Today at europython we listened to a keynote about Bletchley Park. This was the centre of British and allied codebreaking activities during the second world war, and where the first digital, programmable computer was built, Colossus. We heard about the current financial plight of the museum there, and the need for investment to renovate the huts that amongst others Alan Turing worked in. Dr Sue Black told us about her experiences trying to help lobby the government for more money for Bletchley park, using social networking, blogs and twitter. She recounted that she had recently met an elderly gentleman, one of the surviving codebreakers. She told us how close she felt to history when he related a story about when he was decoding a nazi message during the war, and his shock when he got to the end and discovered the message was signed “Adolf Hitler, Fuhrer”.
As a professional programmer, I think the site where the first digitally programmable computer was built has to be a place worth preserving. I hope that people will be able to visit there and see the reconstructed Colossus computer and be inspired by the stories of innovation and codebreaking that it enabled.

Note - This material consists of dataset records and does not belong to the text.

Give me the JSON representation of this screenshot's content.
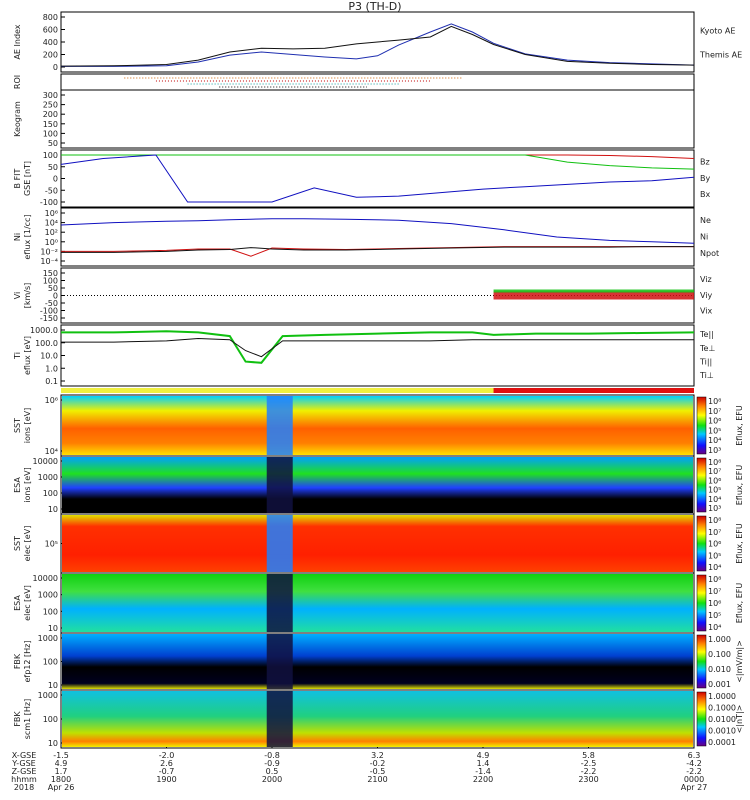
{
  "title": "P3 (TH-D)",
  "panels": [
    {
      "id": "ae",
      "ylabel": "AE Index",
      "unit": "",
      "ticks": [
        "800",
        "600",
        "400",
        "200",
        "0"
      ],
      "legend": [
        {
          "text": "Kyoto AE",
          "color": "#1f2fb0"
        },
        {
          "text": "Themis AE",
          "color": "#111111"
        }
      ]
    },
    {
      "id": "roi",
      "ylabel": "ROI",
      "unit": "",
      "ticks": [],
      "legend": []
    },
    {
      "id": "keogram",
      "ylabel": "Keogram",
      "unit": "",
      "ticks": [
        "300",
        "250",
        "200",
        "150",
        "100",
        "50"
      ],
      "legend": []
    },
    {
      "id": "bfit",
      "ylabel": "B FIT",
      "unit": "GSE [nT]",
      "ticks": [
        "100",
        "50",
        "0",
        "-50",
        "-100"
      ],
      "legend": [
        {
          "text": "Bz",
          "color": "#d01010"
        },
        {
          "text": "By",
          "color": "#10c010"
        },
        {
          "text": "Bx",
          "color": "#1010c0"
        }
      ]
    },
    {
      "id": "ni",
      "ylabel": "Ni",
      "unit": "eflux [1/cc]",
      "ticks": [
        "10⁶",
        "10⁴",
        "10²",
        "10⁰",
        "10⁻²",
        "10⁻⁴"
      ],
      "legend": [
        {
          "text": "Ne",
          "color": "#d01010"
        },
        {
          "text": "Ni",
          "color": "#111111"
        },
        {
          "text": "Npot",
          "color": "#1010c0"
        }
      ]
    },
    {
      "id": "vi",
      "ylabel": "Vi",
      "unit": "[km/s]",
      "ticks": [
        "150",
        "100",
        "50",
        "0",
        "-50",
        "-100",
        "-150"
      ],
      "legend": [
        {
          "text": "Viz",
          "color": "#d01010"
        },
        {
          "text": "Viy",
          "color": "#10c010"
        },
        {
          "text": "Vix",
          "color": "#1010c0"
        }
      ]
    },
    {
      "id": "ti",
      "ylabel": "Ti",
      "unit": "eflux [eV]",
      "ticks": [
        "1000.0",
        "100.0",
        "10.0",
        "1.0",
        "0.1"
      ],
      "legend": [
        {
          "text": "Te||",
          "color": "#111111"
        },
        {
          "text": "Te⊥",
          "color": "#d01010"
        },
        {
          "text": "Ti||",
          "color": "#10c010"
        },
        {
          "text": "Ti⊥",
          "color": "#1010c0"
        }
      ]
    },
    {
      "id": "sst_i",
      "ylabel": "SST",
      "unit": "ions [eV]",
      "ticks": [
        "10⁶",
        "10⁴"
      ],
      "colorbar": {
        "ticks": [
          "10⁸",
          "10⁷",
          "10⁶",
          "10⁵",
          "10⁴",
          "10³"
        ],
        "label": "Eflux, EFU"
      }
    },
    {
      "id": "esa_i",
      "ylabel": "ESA",
      "unit": "ions [eV]",
      "ticks": [
        "10000",
        "1000",
        "100",
        "10"
      ],
      "colorbar": {
        "ticks": [
          "10⁸",
          "10⁷",
          "10⁶",
          "10⁵",
          "10⁴",
          "10³"
        ],
        "label": "Eflux, EFU"
      }
    },
    {
      "id": "sst_e",
      "ylabel": "SST",
      "unit": "elec [eV]",
      "ticks": [
        "10⁵"
      ],
      "colorbar": {
        "ticks": [
          "10⁸",
          "10⁷",
          "10⁶",
          "10⁵",
          "10⁴"
        ],
        "label": "Eflux, EFU"
      }
    },
    {
      "id": "esa_e",
      "ylabel": "ESA",
      "unit": "elec [eV]",
      "ticks": [
        "10000",
        "1000",
        "100",
        "10"
      ],
      "colorbar": {
        "ticks": [
          "10⁸",
          "10⁷",
          "10⁶",
          "10⁵",
          "10⁴"
        ],
        "label": "Eflux, EFU"
      }
    },
    {
      "id": "fbk_e",
      "ylabel": "FBK",
      "unit": "efp12 [Hz]",
      "ticks": [
        "1000",
        "100",
        "10"
      ],
      "colorbar": {
        "ticks": [
          "1.000",
          "0.100",
          "0.010",
          "0.001"
        ],
        "label": "<|mV/m|>"
      }
    },
    {
      "id": "fbk_b",
      "ylabel": "FBK",
      "unit": "scm1 [Hz]",
      "ticks": [
        "1000",
        "100",
        "10"
      ],
      "colorbar": {
        "ticks": [
          "1.0000",
          "0.1000",
          "0.0100",
          "0.0010",
          "0.0001"
        ],
        "label": "<|nT|>"
      }
    }
  ],
  "axis": {
    "rows": [
      "X-GSE",
      "Y-GSE",
      "Z-GSE",
      "hhmm",
      "2018"
    ],
    "cols": [
      [
        "-1.5",
        "4.9",
        "1.7",
        "1800",
        "Apr 26"
      ],
      [
        "-2.0",
        "2.6",
        "-0.7",
        "1900",
        ""
      ],
      [
        "-0.8",
        "-0.9",
        "0.5",
        "2000",
        ""
      ],
      [
        "3.2",
        "-0.2",
        "-0.5",
        "2100",
        ""
      ],
      [
        "4.9",
        "1.4",
        "-1.4",
        "2200",
        ""
      ],
      [
        "5.8",
        "-2.5",
        "-2.2",
        "2300",
        ""
      ],
      [
        "6.3",
        "-4.2",
        "-2.2",
        "0000",
        "Apr 27"
      ]
    ]
  },
  "chart_data": {
    "type": "line",
    "title": "P3 (TH-D)",
    "x_hours": [
      18,
      19,
      20,
      21,
      22,
      23,
      24
    ],
    "x_labels": [
      "1800",
      "1900",
      "2000",
      "2100",
      "2200",
      "2300",
      "0000"
    ],
    "ae": {
      "ylim": [
        0,
        800
      ],
      "x": [
        18.0,
        18.5,
        19.0,
        19.3,
        19.6,
        19.9,
        20.2,
        20.5,
        20.8,
        21.0,
        21.2,
        21.5,
        21.7,
        21.9,
        22.1,
        22.4,
        22.8,
        23.2,
        23.6,
        24.0
      ],
      "kyoto": [
        10,
        10,
        20,
        80,
        190,
        240,
        200,
        160,
        130,
        180,
        350,
        560,
        690,
        560,
        380,
        210,
        110,
        70,
        50,
        30
      ],
      "themis": [
        15,
        20,
        40,
        110,
        240,
        300,
        290,
        300,
        370,
        400,
        430,
        480,
        650,
        520,
        360,
        200,
        90,
        60,
        40,
        30
      ]
    },
    "bfit": {
      "ylim": [
        -100,
        100
      ],
      "x": [
        18.0,
        18.4,
        18.9,
        19.2,
        19.6,
        20.0,
        20.4,
        20.8,
        21.2,
        21.6,
        22.0,
        22.4,
        22.8,
        23.2,
        23.6,
        24.0
      ],
      "bz": [
        100,
        100,
        100,
        100,
        100,
        100,
        100,
        100,
        100,
        100,
        100,
        100,
        100,
        98,
        93,
        85
      ],
      "by": [
        100,
        100,
        100,
        100,
        100,
        100,
        100,
        100,
        100,
        100,
        100,
        100,
        70,
        55,
        45,
        40
      ],
      "bx": [
        60,
        85,
        100,
        -100,
        -100,
        -100,
        -40,
        -80,
        -75,
        -60,
        -45,
        -35,
        -25,
        -15,
        -10,
        5
      ]
    },
    "ni_log": {
      "ylim": [
        -4,
        6
      ],
      "x": [
        18.0,
        18.5,
        19.0,
        19.3,
        19.6,
        19.8,
        20.0,
        20.3,
        20.7,
        21.2,
        21.7,
        22.2,
        22.7,
        23.2,
        23.6,
        24.0
      ],
      "npot": [
        3.5,
        4,
        4.3,
        4.4,
        4.6,
        4.7,
        4.8,
        4.8,
        4.7,
        4.5,
        3.8,
        2.5,
        1,
        0.3,
        0,
        -0.3
      ],
      "ne": [
        -2,
        -2,
        -1.8,
        -1.5,
        -1.5,
        -3,
        -1.3,
        -1.5,
        -1.6,
        -1.4,
        -1.2,
        -1.0,
        -1.0,
        -1.0,
        -1.0,
        -1.0
      ],
      "ni": [
        -2.2,
        -2.2,
        -2,
        -1.7,
        -1.6,
        -1.2,
        -1.5,
        -1.7,
        -1.7,
        -1.5,
        -1.3,
        -1.1,
        -1.1,
        -1.1,
        -1.0,
        -1.0
      ]
    },
    "ti_log": {
      "ylim": [
        -1,
        3.2
      ],
      "x": [
        18.0,
        18.5,
        19.0,
        19.3,
        19.6,
        19.75,
        19.9,
        20.1,
        20.5,
        21.0,
        21.5,
        21.9,
        22.1,
        22.5,
        23.0,
        23.5,
        24.0
      ],
      "ti_par": [
        3,
        3,
        3.1,
        3.0,
        2.7,
        0.6,
        0.5,
        2.7,
        2.8,
        2.9,
        3.0,
        3.0,
        2.8,
        2.9,
        2.9,
        2.95,
        3.0
      ],
      "te_par": [
        2.2,
        2.2,
        2.3,
        2.5,
        2.4,
        1.5,
        1.0,
        2.3,
        2.3,
        2.3,
        2.3,
        2.4,
        2.4,
        2.4,
        2.4,
        2.4,
        2.4
      ]
    },
    "colorbar_spectra": {
      "label": "Eflux, EFU",
      "scale": "log"
    }
  }
}
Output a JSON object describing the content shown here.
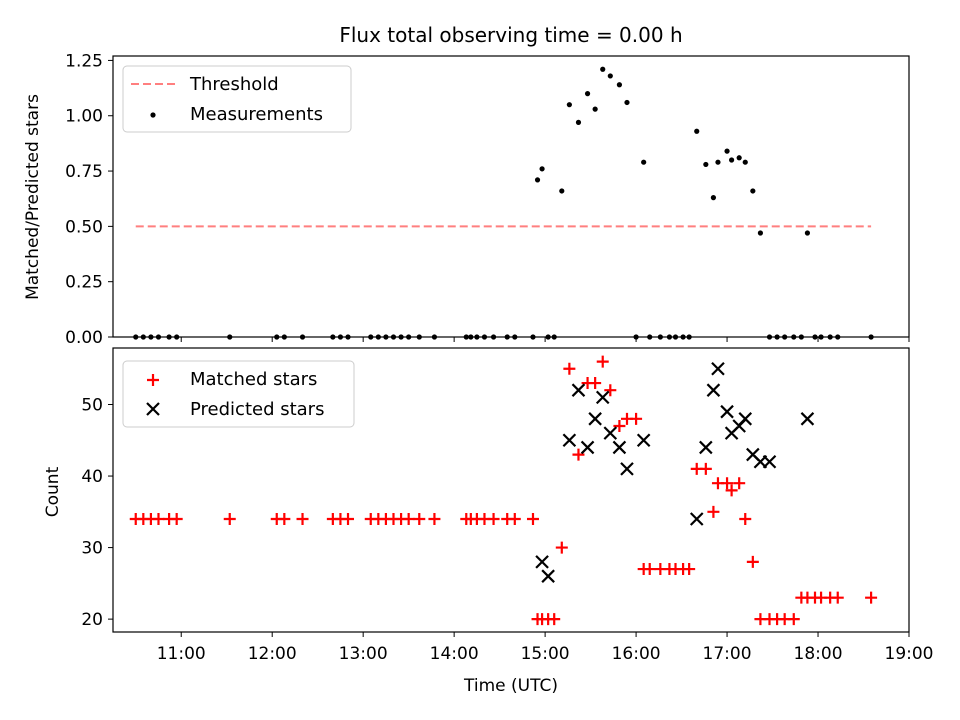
{
  "title": "Flux total observing time = 0.00 h",
  "xlabel": "Time (UTC)",
  "x_ticks": [
    "11:00",
    "12:00",
    "13:00",
    "14:00",
    "15:00",
    "16:00",
    "17:00",
    "18:00",
    "19:00"
  ],
  "colors": {
    "threshold": "#ff7f7f",
    "measurements": "#000000",
    "matched": "#ff0000",
    "predicted": "#000000"
  },
  "chart_data": [
    {
      "type": "scatter",
      "ylabel": "Matched/Predicted stars",
      "xlim": [
        "10:15",
        "19:00"
      ],
      "ylim": [
        0,
        1.27
      ],
      "y_ticks": [
        "0.00",
        "0.25",
        "0.50",
        "0.75",
        "1.00",
        "1.25"
      ],
      "legend": {
        "placement": "top-left",
        "entries": [
          "Threshold",
          "Measurements"
        ]
      },
      "threshold": {
        "name": "Threshold",
        "value": 0.5,
        "x_range": [
          "10:30",
          "18:35"
        ]
      },
      "series": [
        {
          "name": "Measurements",
          "x": [
            "10:30",
            "10:35",
            "10:40",
            "10:45",
            "10:52",
            "10:57",
            "11:32",
            "12:03",
            "12:08",
            "12:20",
            "12:40",
            "12:45",
            "12:50",
            "13:05",
            "13:10",
            "13:15",
            "13:20",
            "13:25",
            "13:30",
            "13:37",
            "13:47",
            "14:08",
            "14:11",
            "14:15",
            "14:20",
            "14:26",
            "14:35",
            "14:40",
            "14:52",
            "14:55",
            "14:58",
            "15:02",
            "15:06",
            "15:11",
            "15:16",
            "15:22",
            "15:28",
            "15:33",
            "15:38",
            "15:43",
            "15:49",
            "15:54",
            "16:00",
            "16:05",
            "16:09",
            "16:16",
            "16:22",
            "16:26",
            "16:31",
            "16:35",
            "16:40",
            "16:46",
            "16:51",
            "16:54",
            "17:00",
            "17:03",
            "17:08",
            "17:12",
            "17:17",
            "17:22",
            "17:28",
            "17:33",
            "17:38",
            "17:44",
            "17:49",
            "17:53",
            "17:58",
            "18:02",
            "18:08",
            "18:13",
            "18:35"
          ],
          "y": [
            0,
            0,
            0,
            0,
            0,
            0,
            0,
            0,
            0,
            0,
            0,
            0,
            0,
            0,
            0,
            0,
            0,
            0,
            0,
            0,
            0,
            0,
            0,
            0,
            0,
            0,
            0,
            0,
            0,
            0.71,
            0.76,
            0,
            0,
            0.66,
            1.05,
            0.97,
            1.1,
            1.03,
            1.21,
            1.18,
            1.14,
            1.06,
            0,
            0.79,
            0,
            0,
            0,
            0,
            0,
            0,
            0.93,
            0.78,
            0.63,
            0.79,
            0.84,
            0.8,
            0.81,
            0.79,
            0.66,
            0.47,
            0,
            0,
            0,
            0,
            0,
            0.47,
            0,
            0,
            0,
            0,
            0
          ]
        }
      ]
    },
    {
      "type": "scatter",
      "ylabel": "Count",
      "xlim": [
        "10:15",
        "19:00"
      ],
      "ylim": [
        18.2,
        57.9
      ],
      "y_ticks": [
        "20",
        "30",
        "40",
        "50"
      ],
      "legend": {
        "placement": "top-left",
        "entries": [
          "Matched stars",
          "Predicted stars"
        ]
      },
      "series": [
        {
          "name": "Matched stars",
          "x": [
            "10:30",
            "10:35",
            "10:40",
            "10:45",
            "10:52",
            "10:57",
            "11:32",
            "12:03",
            "12:08",
            "12:20",
            "12:40",
            "12:45",
            "12:50",
            "13:05",
            "13:10",
            "13:15",
            "13:20",
            "13:25",
            "13:30",
            "13:37",
            "13:47",
            "14:08",
            "14:11",
            "14:15",
            "14:20",
            "14:26",
            "14:35",
            "14:40",
            "14:52",
            "14:55",
            "14:58",
            "15:02",
            "15:06",
            "15:11",
            "15:16",
            "15:22",
            "15:28",
            "15:33",
            "15:38",
            "15:43",
            "15:49",
            "15:54",
            "16:00",
            "16:05",
            "16:09",
            "16:16",
            "16:22",
            "16:26",
            "16:31",
            "16:35",
            "16:40",
            "16:46",
            "16:51",
            "16:54",
            "17:00",
            "17:03",
            "17:08",
            "17:12",
            "17:17",
            "17:22",
            "17:28",
            "17:33",
            "17:38",
            "17:44",
            "17:49",
            "17:53",
            "17:58",
            "18:02",
            "18:08",
            "18:13",
            "18:35"
          ],
          "y": [
            34,
            34,
            34,
            34,
            34,
            34,
            34,
            34,
            34,
            34,
            34,
            34,
            34,
            34,
            34,
            34,
            34,
            34,
            34,
            34,
            34,
            34,
            34,
            34,
            34,
            34,
            34,
            34,
            34,
            20,
            20,
            20,
            20,
            30,
            55,
            43,
            53,
            53,
            56,
            52,
            47,
            48,
            48,
            27,
            27,
            27,
            27,
            27,
            27,
            27,
            41,
            41,
            35,
            39,
            39,
            38,
            39,
            34,
            28,
            20,
            20,
            20,
            20,
            20,
            23,
            23,
            23,
            23,
            23,
            23,
            23
          ]
        },
        {
          "name": "Predicted stars",
          "x": [
            "14:58",
            "15:02",
            "15:16",
            "15:22",
            "15:28",
            "15:33",
            "15:38",
            "15:43",
            "15:49",
            "15:54",
            "16:05",
            "16:40",
            "16:46",
            "16:51",
            "16:54",
            "17:00",
            "17:03",
            "17:08",
            "17:12",
            "17:17",
            "17:22",
            "17:28",
            "17:53"
          ],
          "y": [
            28,
            26,
            45,
            52,
            44,
            48,
            51,
            46,
            44,
            41,
            45,
            34,
            44,
            52,
            55,
            49,
            46,
            47,
            48,
            43,
            42,
            42,
            48
          ]
        }
      ]
    }
  ]
}
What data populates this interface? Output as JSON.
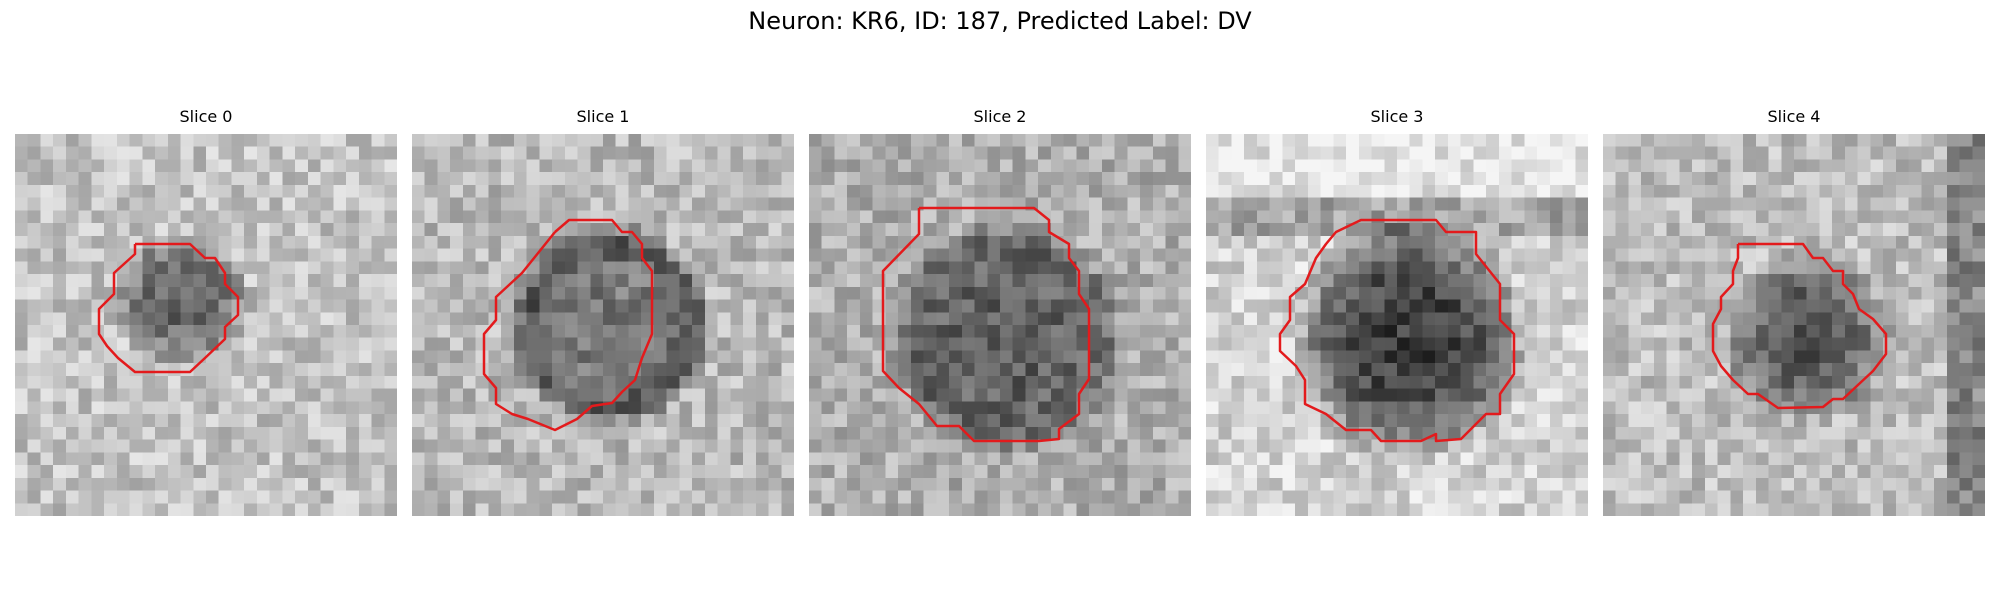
{
  "title": "Neuron: KR6, ID: 187, Predicted Label: DV",
  "panels": [
    {
      "label": "Slice 0",
      "contour_color": "#e31a1c"
    },
    {
      "label": "Slice 1",
      "contour_color": "#e31a1c"
    },
    {
      "label": "Slice 2",
      "contour_color": "#e31a1c"
    },
    {
      "label": "Slice 3",
      "contour_color": "#e31a1c"
    },
    {
      "label": "Slice 4",
      "contour_color": "#e31a1c"
    }
  ]
}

It was particuarly poignant for me to think about this when in the next session I checked my email and found a message from my mother saying that my grandmother died this morning. She was a living link to the history of the second world war for me. During the war she was a wireless operator, transmitting and receiving messages in morse code. And now she is not there any more. I am kind of in shock. But it just confirms for me that we need museums like the one at Bletchley Park to retain contact with our history.